Using Timed-Release Cryptography to Mitigate the Preservation Risk of Embargo Periods
Michael L. Nelson, et al
The speaker humorously described his team's research as one more in a series of preservation hacks. This research focuses on the problem of preserving open-access journals that have a subscription-only embargo period. If the journal suddenly stops publishing, open-access customers lose the journal's embargoed issues. As an interesting side note, Nelson points out that the typical embargoed journal model is the inverse of the typical newspaper embargo model, since newspapers generally offer free current content and paid access to archives.
Nelson refers to the time between a journal's open-access release and its current release (usually 6-12 months) as the Preservation Risk Interval. LOCKSS, CLOCKSS, and Portico solve the problem of this risk interval for paid subscribers, but there is no current model for preserving open access to journal issues that will at a known future point become public. Nelson and his team are working within the concept of "lazy preservation" (McCown 2007, Smith 2008), which attempts to reconstruct lost public Web content from search engine caches. The team attempts to extend this concept to encrypted embargoed journal content, but must then address the further problem of preventing hackers from breaking a repository's encryption before the embargo period ends. To solve this problem, enter timed-release cryptography. Where "regular" public/private key encryption yields to a brute force attack (multiple machines working together to solve a puzzle), timed-release cryptography creates a puzzle that must be solved with serial computing. This means that there's no advantage to a brute force attack because each computer attempting to break the encryption must work the entire puzzle in order. So a timed-release encryption might be broken in 35 years by a 1999 computer, but broken in only 1 year by a 2033 computer - the quantity of processing time remains the same, regardless of the processor's power. The team's hypothesis is that timed-release cryptography can solve the problem of reliably encrypting embargoed journal content in a repository until its public release date.
The research team created a repository for embargoed journal articles to test this hypothesis. The repository was divided into various time-lock strengths that open as the embargoes expire over time. The repository was implemented with mod_oai, an Apache module for harvesting OAI data, and CRATE, a packing module.
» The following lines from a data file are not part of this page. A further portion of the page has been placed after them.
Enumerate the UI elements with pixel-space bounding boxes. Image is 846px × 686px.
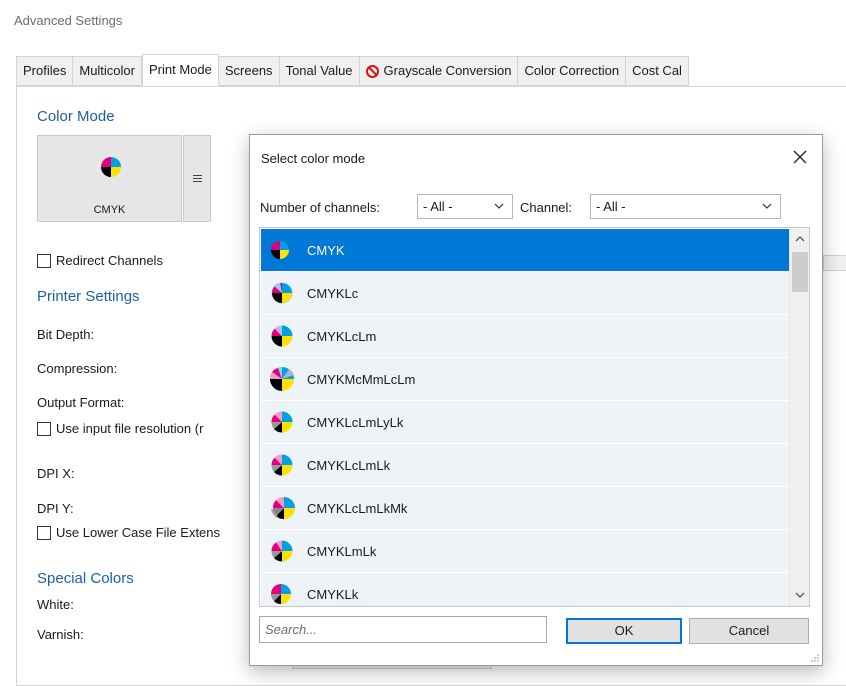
tab-strip: Profiles Multicolor Print Mode Screens T… (16, 54, 846, 86)
tab-print-mode[interactable]: Print Mode (141, 54, 219, 86)
no-entry-icon (365, 64, 379, 78)
cmyk-wheel-icon (271, 241, 289, 259)
tab-tonal-value[interactable]: Tonal Value (279, 56, 360, 86)
channel-select[interactable]: - All - (590, 194, 781, 219)
dpi-y-label: DPI Y: (37, 501, 74, 516)
dialog-title: Select color mode (261, 151, 366, 166)
use-input-resolution-checkbox[interactable]: Use input file resolution (r (37, 421, 203, 436)
ok-button[interactable]: OK (566, 618, 682, 644)
list-item-cmyk[interactable]: CMYK (261, 229, 789, 272)
chevron-down-icon[interactable] (794, 589, 806, 601)
cmyklmlk-wheel-icon (271, 540, 293, 562)
chevron-down-icon (494, 203, 504, 209)
color-mode-tile[interactable]: CMYK (37, 135, 182, 222)
cmykmcmmlclm-wheel-icon (269, 367, 294, 391)
dpi-x-label: DPI X: (37, 466, 75, 481)
list-item-cmyklc[interactable]: CMYKLc (261, 272, 789, 315)
list-item-cmyklclmlk[interactable]: CMYKLcLmLk (261, 444, 789, 487)
list-item-cmyklclmlkmk[interactable]: CMYKLcLmLkMk (261, 487, 789, 530)
background-field (823, 255, 846, 271)
special-colors-heading: Special Colors (37, 570, 134, 587)
varnish-label: Varnish: (37, 627, 84, 642)
search-input[interactable]: Search... (259, 616, 547, 643)
cmyk-wheel-icon (101, 157, 121, 177)
select-color-mode-dialog: Select color mode Number of channels: - … (249, 134, 823, 666)
color-mode-list[interactable]: CMYK CMYKLc CMYKLcLm CMYKMcMmLcLm CMYKLc… (259, 227, 810, 607)
color-mode-menu-button[interactable] (183, 135, 211, 222)
tab-cost-cal[interactable]: Cost Cal (626, 56, 689, 86)
cancel-button[interactable]: Cancel (689, 618, 809, 644)
channels-count-select[interactable]: - All - (417, 194, 513, 219)
color-mode-tile-label: CMYK (93, 204, 126, 216)
list-item-cmyklclmlylk[interactable]: CMYKLcLmLyLk (261, 401, 789, 444)
tab-multicolor[interactable]: Multicolor (73, 56, 142, 86)
list-item-cmyklk[interactable]: CMYKLk (261, 573, 789, 606)
cmyklclmlylk-wheel-icon (271, 411, 293, 433)
white-label: White: (37, 597, 74, 612)
cmyklk-wheel-icon (271, 584, 291, 604)
bit-depth-label: Bit Depth: (37, 327, 95, 342)
compression-label: Compression: (37, 361, 118, 376)
checkbox-box[interactable] (37, 525, 51, 540)
use-lower-case-checkbox[interactable]: Use Lower Case File Extens (37, 525, 220, 540)
channel-label: Channel: (520, 200, 573, 215)
resize-grip-icon[interactable] (810, 653, 820, 663)
tab-screens[interactable]: Screens (218, 56, 280, 86)
cmyklclmlk-wheel-icon (271, 454, 293, 476)
tab-profiles[interactable]: Profiles (16, 56, 74, 86)
list-item-cmyklmlk[interactable]: CMYKLmLk (261, 530, 789, 573)
chevron-up-icon[interactable] (794, 233, 806, 245)
channels-count-label: Number of channels: (260, 200, 380, 215)
color-mode-heading: Color Mode (37, 108, 115, 125)
scrollbar-thumb[interactable] (792, 252, 808, 292)
list-item-cmyklclm[interactable]: CMYKLcLm (261, 315, 789, 358)
tab-color-correction[interactable]: Color Correction (518, 56, 627, 86)
cmyklclm-wheel-icon (271, 325, 293, 347)
menu-icon (192, 175, 202, 182)
close-icon[interactable] (788, 145, 812, 169)
cmyklclmlkmk-wheel-icon (271, 496, 295, 520)
list-scrollbar[interactable] (789, 228, 809, 606)
checkbox-box[interactable] (37, 421, 51, 436)
tab-grayscale-conversion[interactable]: Grayscale Conversion (359, 56, 519, 86)
output-format-label: Output Format: (37, 395, 125, 410)
redirect-channels-checkbox[interactable]: Redirect Channels (37, 253, 163, 268)
list-item-cmykmcmmlclm[interactable]: CMYKMcMmLcLm (261, 358, 789, 401)
printer-settings-heading: Printer Settings (37, 288, 140, 305)
window-title: Advanced Settings (14, 13, 123, 28)
chevron-down-icon (762, 203, 772, 209)
cmyklc-wheel-icon (271, 282, 293, 304)
checkbox-box[interactable] (37, 253, 51, 268)
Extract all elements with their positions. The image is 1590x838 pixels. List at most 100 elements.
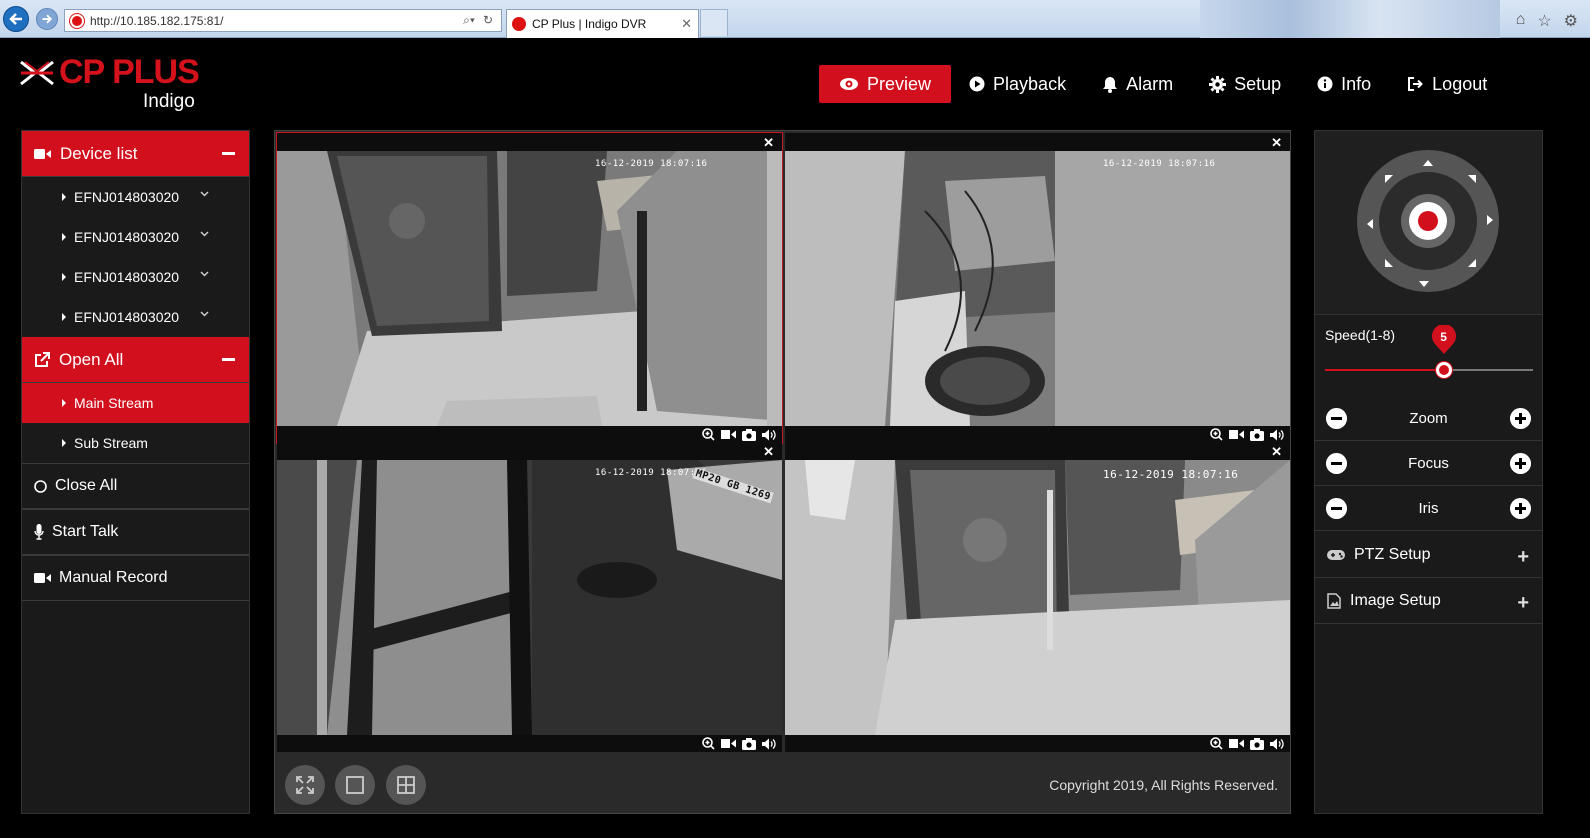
- device-item[interactable]: EFNJ014803020: [22, 257, 249, 297]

The team was able to show that this repository model would work, and point out that it's a complement to other preservation methods, including LOCKSS, CLOCKSS, and Portico.
What Happens When Facebook is Gone?
Frank McCown, et al
A fascinating paper that asks the question, "What happens to your data when your Facebook account disappears?" Many people spend a lot of time and effort on their Facebook pages, and could be devastated by the loss of all that information - photos, messages from friends and family, etc. The researchers have been working on ways of archiving Web 2.0 content. This is a difficult problem where Facebook is concerned because Facebook's terms of service agreement specifically forbids any automated crawling or data extraction, even of a user's personal content for personal use. The researchers have created an archiving framework for personal or 3rd party preservation of this kind of information, but haven't yet completed a viable software application. Their goal is to produce an automated archiver that installs as a Firefox add-on. While they admit that such a tool would totally violate Facebook's terms of service, they hope to use its existence to push Facebook into changing its policies.
Robust Registration of Manuscript Images
W. Brent Seales, et al
The researchers describe a process of 3D scanning that can account for and transform warped surfaces into flat, readable surfaces. This project worked on a 10th century manuscript of Homer's Illiad (the earliest known complete copy) which is very interesting to medieval and classical scholars not only for its text, but also for the marginalia scribbled in by centuries of readers and scribes. Over time, the vellum that the text was written on has warped, so traditional flat scanning or photographic methods are not able to capture completely readable images of the pages. The manuscript has also been rebound many times (trimmed a little more each time), so many marginal comments are now too close to the center of the book to be reliably imaged at all. The speaker describes some of the mathematics behind the 3D scanning, but most of the details are in the paper. Suffice it to say that the example images before and after flattening are pretty amazing. The project also captured images of the book taken under different lights - UV, infrared, natural, etc - and worked to overlay all those images into a final, flattened product. The results reveal text that's not readable (or even visible, sometimes) from the faded ink on the original vellum. Fascinating stuff.